When he got out, he recalls, he was trying to support his four adopted siblings, his wife, and two stepchildren on a $5.15-an-hour minimum-wage job.”

“I never had the opportunity to work safe,” he says. “I had so much pressure on my back. I promised my mother I would stay free and do the right thing.”

The day his parole officer warned him he would get a violation if he didn’t keep a job, he says, he asked an Irish supervisor at a construction site in Washington Heights if he could get a job there. “He gave me the opportunity,” Smith recalls. He began doing masonry, laboring, and fireproofing, and got sponsored into Local 79. 

“After 17½ years, if I’m doing the right thing, I deserve a bit of security,” he says.

He went on to become a shop steward, but then became seriously ill, he says, from carbon-monoxide poisoning sustained while working nonunion jobs. He was a volunteer organizer on Build Up NYC, a 2013 campaign by the building trades unions, SEIU32BJ, and the Hotel Trades Council to persuade developers to use union labor, along with several other founders of 100 Black Construction Workers, among them Justice Favor, now a Local 79 staff organizer.

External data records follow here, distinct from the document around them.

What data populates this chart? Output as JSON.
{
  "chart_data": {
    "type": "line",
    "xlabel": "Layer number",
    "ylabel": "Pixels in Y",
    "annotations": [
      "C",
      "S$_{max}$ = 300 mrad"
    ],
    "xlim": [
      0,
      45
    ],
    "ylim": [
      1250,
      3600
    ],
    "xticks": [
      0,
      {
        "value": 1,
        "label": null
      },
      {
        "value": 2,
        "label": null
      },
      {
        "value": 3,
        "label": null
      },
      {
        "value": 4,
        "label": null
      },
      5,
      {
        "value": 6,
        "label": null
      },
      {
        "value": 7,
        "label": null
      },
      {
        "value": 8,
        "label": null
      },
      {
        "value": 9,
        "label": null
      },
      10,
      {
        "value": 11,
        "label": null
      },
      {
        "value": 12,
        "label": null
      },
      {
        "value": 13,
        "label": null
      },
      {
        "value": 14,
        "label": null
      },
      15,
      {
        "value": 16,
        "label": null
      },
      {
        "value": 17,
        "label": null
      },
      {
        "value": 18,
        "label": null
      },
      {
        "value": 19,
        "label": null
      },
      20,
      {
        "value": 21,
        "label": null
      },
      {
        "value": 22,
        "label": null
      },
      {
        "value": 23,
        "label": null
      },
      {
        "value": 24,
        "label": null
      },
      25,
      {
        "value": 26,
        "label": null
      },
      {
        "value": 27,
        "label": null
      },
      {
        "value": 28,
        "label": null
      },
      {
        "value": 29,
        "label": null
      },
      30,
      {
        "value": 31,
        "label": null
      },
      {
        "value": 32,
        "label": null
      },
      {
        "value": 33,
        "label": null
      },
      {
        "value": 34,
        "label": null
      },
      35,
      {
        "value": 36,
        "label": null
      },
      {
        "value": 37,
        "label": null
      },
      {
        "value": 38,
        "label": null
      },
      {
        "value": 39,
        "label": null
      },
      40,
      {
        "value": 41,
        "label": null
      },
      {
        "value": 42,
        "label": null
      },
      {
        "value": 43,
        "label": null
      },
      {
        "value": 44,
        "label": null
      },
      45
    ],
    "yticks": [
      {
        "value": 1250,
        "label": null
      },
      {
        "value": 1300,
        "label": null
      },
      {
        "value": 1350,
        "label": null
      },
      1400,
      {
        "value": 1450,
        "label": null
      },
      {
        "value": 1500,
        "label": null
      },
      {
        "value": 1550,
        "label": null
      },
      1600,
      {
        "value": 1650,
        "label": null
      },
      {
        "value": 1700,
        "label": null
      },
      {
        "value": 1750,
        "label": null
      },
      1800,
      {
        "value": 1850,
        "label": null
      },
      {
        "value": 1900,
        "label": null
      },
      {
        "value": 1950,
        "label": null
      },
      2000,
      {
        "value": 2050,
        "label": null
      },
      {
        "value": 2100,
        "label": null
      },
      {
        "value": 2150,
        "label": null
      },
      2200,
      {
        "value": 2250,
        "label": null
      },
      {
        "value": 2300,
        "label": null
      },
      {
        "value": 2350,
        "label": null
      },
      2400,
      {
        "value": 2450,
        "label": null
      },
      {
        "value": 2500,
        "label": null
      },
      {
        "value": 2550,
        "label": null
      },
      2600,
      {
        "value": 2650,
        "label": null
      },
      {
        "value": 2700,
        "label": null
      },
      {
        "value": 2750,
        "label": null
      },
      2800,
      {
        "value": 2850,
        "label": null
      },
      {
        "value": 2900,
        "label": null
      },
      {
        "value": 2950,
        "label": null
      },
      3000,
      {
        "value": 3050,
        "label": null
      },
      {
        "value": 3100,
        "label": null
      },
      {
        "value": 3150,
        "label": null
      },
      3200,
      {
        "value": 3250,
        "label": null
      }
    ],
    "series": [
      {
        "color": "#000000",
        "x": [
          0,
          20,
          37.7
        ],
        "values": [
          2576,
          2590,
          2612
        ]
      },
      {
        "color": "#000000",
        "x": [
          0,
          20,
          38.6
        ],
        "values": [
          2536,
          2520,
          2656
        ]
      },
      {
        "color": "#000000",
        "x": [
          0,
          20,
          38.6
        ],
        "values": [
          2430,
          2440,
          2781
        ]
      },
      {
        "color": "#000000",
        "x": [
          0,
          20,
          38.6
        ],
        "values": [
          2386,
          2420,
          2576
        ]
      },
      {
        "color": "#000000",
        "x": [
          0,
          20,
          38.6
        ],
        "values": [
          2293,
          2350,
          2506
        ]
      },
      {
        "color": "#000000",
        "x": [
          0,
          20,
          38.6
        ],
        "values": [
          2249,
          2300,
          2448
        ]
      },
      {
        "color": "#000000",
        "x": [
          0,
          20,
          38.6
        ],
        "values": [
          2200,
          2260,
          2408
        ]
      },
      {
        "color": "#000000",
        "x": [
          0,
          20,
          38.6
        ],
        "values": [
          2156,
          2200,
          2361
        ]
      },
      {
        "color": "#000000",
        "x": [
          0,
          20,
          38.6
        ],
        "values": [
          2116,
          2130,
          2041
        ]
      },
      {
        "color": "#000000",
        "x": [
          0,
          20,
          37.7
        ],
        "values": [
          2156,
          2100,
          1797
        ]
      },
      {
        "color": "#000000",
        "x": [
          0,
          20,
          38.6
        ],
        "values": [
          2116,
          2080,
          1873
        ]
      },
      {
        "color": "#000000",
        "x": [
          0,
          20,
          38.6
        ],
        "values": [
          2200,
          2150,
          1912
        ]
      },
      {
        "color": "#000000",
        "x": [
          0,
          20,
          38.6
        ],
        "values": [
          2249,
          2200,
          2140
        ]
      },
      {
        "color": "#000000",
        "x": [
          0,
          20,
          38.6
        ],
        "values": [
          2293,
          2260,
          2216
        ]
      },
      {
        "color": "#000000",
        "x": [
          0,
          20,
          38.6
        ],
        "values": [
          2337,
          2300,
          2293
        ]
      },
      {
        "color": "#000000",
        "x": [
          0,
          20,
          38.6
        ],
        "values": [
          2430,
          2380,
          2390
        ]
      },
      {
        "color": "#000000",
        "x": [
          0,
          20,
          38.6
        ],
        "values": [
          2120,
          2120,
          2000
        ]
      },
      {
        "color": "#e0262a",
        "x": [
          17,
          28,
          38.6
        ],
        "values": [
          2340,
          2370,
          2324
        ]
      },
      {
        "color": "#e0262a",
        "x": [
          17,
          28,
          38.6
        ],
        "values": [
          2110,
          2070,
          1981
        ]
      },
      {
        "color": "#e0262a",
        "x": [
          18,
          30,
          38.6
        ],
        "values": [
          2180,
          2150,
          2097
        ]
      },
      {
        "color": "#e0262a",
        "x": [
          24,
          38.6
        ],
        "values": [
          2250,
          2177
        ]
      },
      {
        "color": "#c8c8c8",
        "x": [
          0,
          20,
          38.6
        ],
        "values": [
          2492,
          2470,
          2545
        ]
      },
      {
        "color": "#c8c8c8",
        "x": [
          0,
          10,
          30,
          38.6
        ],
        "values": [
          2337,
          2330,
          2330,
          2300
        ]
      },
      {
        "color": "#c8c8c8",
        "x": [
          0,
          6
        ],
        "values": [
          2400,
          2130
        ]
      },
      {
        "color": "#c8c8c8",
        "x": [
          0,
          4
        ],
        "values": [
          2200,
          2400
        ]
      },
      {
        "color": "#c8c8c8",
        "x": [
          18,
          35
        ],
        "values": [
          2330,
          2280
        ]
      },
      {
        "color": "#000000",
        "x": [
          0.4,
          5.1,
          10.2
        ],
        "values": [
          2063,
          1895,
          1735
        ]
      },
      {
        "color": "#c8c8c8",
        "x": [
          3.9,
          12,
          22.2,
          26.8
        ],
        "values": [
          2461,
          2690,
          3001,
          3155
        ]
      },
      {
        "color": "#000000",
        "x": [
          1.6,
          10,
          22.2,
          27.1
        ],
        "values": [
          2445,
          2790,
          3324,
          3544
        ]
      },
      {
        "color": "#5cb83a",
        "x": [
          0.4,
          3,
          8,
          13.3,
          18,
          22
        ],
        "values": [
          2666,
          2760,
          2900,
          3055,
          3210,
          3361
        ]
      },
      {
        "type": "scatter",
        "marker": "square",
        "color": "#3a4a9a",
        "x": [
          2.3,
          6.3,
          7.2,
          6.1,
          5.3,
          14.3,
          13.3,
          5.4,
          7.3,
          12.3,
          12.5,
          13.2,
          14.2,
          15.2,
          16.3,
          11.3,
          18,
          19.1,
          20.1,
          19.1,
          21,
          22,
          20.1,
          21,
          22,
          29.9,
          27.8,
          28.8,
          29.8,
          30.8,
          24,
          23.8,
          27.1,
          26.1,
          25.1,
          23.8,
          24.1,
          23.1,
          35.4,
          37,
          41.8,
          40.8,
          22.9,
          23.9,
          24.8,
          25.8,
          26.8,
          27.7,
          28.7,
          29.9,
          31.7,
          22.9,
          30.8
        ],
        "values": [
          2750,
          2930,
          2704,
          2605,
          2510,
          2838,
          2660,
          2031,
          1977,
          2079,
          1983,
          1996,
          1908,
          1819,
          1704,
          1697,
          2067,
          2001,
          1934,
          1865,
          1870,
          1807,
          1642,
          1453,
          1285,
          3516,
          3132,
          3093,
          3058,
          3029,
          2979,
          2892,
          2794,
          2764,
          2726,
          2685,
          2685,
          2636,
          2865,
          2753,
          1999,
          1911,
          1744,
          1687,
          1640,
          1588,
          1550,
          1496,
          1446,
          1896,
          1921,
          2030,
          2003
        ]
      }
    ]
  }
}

The group is enthusiastic about mayor-elect Eric Adams, particularly his support for bringing former prisoners into union jobs, that’s he’s a union member, and that he’s a former police officer who knows what it’s like to get beaten up by cops when he was a teenager.

“When he sat down with us, he understood our vision,” says Smith. “He gave us a seat at the table, he listened to what we had to say.”

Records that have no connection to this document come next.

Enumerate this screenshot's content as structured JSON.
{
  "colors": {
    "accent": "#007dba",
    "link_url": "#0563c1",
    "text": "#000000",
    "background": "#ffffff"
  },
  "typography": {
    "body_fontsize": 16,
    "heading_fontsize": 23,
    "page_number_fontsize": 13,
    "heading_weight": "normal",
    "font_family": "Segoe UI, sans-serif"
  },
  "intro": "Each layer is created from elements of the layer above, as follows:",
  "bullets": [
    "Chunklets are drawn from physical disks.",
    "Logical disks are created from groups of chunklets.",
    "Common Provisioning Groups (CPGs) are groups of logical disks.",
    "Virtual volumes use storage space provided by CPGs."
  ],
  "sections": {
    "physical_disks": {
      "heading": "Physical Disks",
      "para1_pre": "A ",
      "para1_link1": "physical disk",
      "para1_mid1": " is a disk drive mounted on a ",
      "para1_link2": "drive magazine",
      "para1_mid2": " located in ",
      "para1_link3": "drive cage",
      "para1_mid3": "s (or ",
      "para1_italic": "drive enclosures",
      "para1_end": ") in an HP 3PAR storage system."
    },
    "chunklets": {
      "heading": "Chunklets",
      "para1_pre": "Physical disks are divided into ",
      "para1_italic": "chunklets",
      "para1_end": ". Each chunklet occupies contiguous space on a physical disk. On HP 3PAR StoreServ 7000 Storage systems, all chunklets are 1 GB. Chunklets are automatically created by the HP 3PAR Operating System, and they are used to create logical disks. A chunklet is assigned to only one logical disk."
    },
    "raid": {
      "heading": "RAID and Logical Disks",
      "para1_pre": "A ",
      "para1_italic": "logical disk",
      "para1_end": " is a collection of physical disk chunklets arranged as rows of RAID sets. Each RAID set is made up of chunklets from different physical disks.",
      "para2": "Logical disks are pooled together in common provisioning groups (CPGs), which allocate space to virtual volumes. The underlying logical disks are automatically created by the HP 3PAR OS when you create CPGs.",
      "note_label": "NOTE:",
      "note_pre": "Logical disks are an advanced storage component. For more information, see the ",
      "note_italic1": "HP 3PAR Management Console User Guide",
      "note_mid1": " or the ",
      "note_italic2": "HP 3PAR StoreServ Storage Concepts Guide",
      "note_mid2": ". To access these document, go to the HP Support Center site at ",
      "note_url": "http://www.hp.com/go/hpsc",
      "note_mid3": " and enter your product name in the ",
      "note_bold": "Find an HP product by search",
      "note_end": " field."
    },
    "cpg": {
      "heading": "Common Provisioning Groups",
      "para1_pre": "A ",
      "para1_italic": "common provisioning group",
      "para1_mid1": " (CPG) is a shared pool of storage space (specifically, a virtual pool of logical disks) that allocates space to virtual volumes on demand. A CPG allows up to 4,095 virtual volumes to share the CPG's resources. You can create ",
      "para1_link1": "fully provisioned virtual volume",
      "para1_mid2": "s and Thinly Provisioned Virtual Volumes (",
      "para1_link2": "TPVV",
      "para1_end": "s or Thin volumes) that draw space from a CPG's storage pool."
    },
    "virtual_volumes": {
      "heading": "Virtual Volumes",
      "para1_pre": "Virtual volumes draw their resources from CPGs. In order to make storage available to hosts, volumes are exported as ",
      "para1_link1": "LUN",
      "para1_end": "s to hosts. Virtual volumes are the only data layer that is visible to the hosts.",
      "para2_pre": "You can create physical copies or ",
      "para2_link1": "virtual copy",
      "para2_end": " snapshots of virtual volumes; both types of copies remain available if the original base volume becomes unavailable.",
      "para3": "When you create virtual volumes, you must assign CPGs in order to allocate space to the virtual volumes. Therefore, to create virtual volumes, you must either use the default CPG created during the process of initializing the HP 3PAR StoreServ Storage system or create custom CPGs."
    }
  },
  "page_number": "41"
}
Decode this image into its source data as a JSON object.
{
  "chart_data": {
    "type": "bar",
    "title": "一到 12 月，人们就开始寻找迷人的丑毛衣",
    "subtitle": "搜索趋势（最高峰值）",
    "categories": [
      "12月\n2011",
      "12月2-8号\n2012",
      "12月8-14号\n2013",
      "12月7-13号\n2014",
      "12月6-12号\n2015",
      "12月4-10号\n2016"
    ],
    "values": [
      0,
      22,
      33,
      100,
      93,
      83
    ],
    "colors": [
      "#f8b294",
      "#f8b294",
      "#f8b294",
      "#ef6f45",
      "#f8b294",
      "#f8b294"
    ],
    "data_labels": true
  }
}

“If you want to take the cold steel of a gun out of someone’s hand, then put the steel of a hammer in their hand, and let them be on the job site,” Adams told a rally organized by Local 79 in the Bronx in August. “Good middle class jobs, that’s the best crime-fighting tool you can ever get.” 

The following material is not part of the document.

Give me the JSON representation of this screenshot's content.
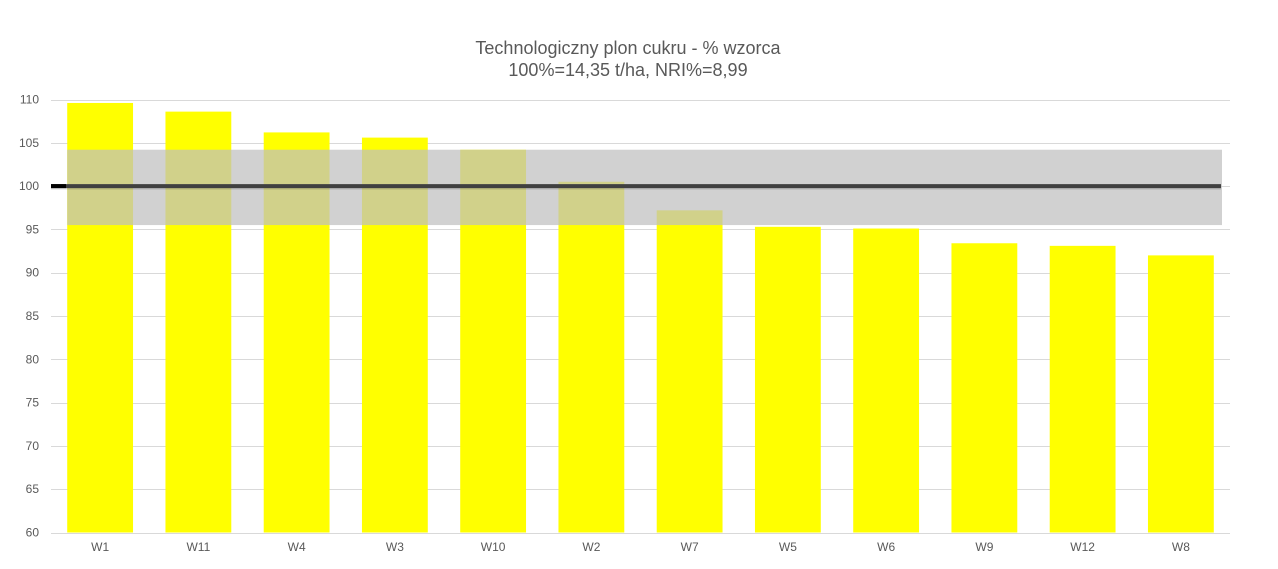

Smith also praises current Local 79 business manager Mike Prohaska for breaking down racial barriers within the union. When Prohaska sent him to a job at the Manhattanville projects on Harlem’s west side, he says, it made him “the youngest Afro-American worker ever sent to a long-term job.” Those steady, secure assignments had been mainly reserved for whites.

The murder of George Floyd “basically took the skirt off everything,” Smith says, showing that systemic racism “has to be removed.” That includes looking at the racial impact of the city’s rezoning programs, in which working class Black and Latino neighborhoods, mostly in the outer boroughs, are rezoned for luxury housing, which is supposed to subsidize a percentage of the apartments built to be affordable. 

Williamson is passionate about expanding vocational education so it starts in junior high school, to create “a pipeline to all the construction apprenticeship programs.”

“We know we have a W.E.B. du Bois, but we also have to educate the Booker T. Washingtons,” says Smith. “Some people are good with their hands. They’re not academic.”

“We’ve got to put people to work,” says Williamson.